Bank Holiday still isn't accepted? I understand that an alternative American English is used throughout this course, but this is the first instance where the actual English isn't accepted. I have reported it through the usual means a number of times now, cheers


I agree - closest translation of the intention behind 'röd dag' in the UK is Bank Holiday (except for the fact that Sundays are not really official Bank Holidays, whereas they are red days in Sweden). We use 'bank holiday' for a day that is normally a working day, but has been designated a public holiday by the government/state/powers that be. Bizzarely, it's by no means guaranteed that a bank will close on a bank holiday.


Oh God, I'm confused now ... Does this phrase mean Bank Holiday or weekend or what?


Just to add semantic accuracy, in English you should say "public holiday" or "bank holiday". A two week holiday in Spain would not be red on the calendar!


My mormor, whose mother was completely Swedish, used to have hand-stitched calendars up in her house, and as a young child it didn't occur to me that it was (a very small part of) Swedish culture being preserved in our family. I wonder if my grandmother is even aware of her decision to use red for holidays!
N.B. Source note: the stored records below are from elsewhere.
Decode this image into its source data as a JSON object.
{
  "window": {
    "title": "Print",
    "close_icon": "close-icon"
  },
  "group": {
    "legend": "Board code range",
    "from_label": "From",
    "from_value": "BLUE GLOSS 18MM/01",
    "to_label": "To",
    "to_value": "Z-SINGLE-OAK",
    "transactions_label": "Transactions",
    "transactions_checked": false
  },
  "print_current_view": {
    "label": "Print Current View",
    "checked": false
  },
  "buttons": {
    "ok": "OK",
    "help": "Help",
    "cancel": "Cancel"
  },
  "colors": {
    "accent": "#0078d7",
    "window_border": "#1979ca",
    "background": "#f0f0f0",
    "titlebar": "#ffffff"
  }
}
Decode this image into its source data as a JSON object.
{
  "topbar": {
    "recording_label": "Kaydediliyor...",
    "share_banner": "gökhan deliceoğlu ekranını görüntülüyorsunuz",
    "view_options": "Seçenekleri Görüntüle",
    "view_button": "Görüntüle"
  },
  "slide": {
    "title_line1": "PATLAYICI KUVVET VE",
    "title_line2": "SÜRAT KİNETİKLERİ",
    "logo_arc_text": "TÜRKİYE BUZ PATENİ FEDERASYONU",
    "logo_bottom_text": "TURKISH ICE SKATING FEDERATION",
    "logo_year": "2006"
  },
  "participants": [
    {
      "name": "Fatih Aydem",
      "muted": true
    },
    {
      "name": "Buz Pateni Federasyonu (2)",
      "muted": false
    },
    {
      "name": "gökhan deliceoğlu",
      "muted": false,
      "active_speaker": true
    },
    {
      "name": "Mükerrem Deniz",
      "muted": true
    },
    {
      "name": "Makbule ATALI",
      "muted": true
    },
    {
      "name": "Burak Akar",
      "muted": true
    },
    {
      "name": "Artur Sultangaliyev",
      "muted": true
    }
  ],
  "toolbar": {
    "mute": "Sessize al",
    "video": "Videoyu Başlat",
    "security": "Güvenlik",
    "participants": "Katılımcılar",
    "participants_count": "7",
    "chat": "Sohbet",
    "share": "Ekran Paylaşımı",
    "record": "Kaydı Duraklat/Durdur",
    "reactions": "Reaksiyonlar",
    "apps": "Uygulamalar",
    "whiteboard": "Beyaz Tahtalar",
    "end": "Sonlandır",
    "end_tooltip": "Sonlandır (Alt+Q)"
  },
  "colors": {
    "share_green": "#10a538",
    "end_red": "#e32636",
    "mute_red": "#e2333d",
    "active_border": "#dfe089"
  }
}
The english translation used in this question is misleading and confusing for native english speakers. In the UK, the word holiday has a much broader meaning. If you take two weeks off work to go and lie on a beach in the Mediterranean, that would be a holiday (e.g. I won't be here next week as I am going on holiday). What Swedes call red days would be bank holidays in British English. These are days which are officially non-working days for the general public, and in Sweden they are marked on calendars in red ink.


:( In Germany we don't have as many funny interpretations of holidays and stuff as you all have :D


What does this mean? Is it on a calander or something? Sorry if i sound stupid, but in wales or england we don't really say this


Public holidays are "röda dagar" in Swedish cause traditionally they are printed red in the calendar.


Red letter days at least was a common term in the US because those days were printed on red on calendars. It is no longer commonly done now though.


After reading all instead just many of the comments to clarify that I grew up in Minnesota with mainly Swedish grandparents and that I was still pretty young when I occasionally still heard about red letter days. It wasn't a big thing but everyone I knew understood what it meant. That is probably no longer true among younger people.


Now for wrath, Now for ruin, And a red dawn.


What about "We say that the holidays are red days?"


What is the difference between RED DAYS and THE RED DAYS


You have to have seen the calendar (Swedish or liturgical).


I am from the United States and have never heard of holidays as red days! And I have lived in 6 different states - east coast, west coast and midwest. Interesting though about the Russian / Swedish connection!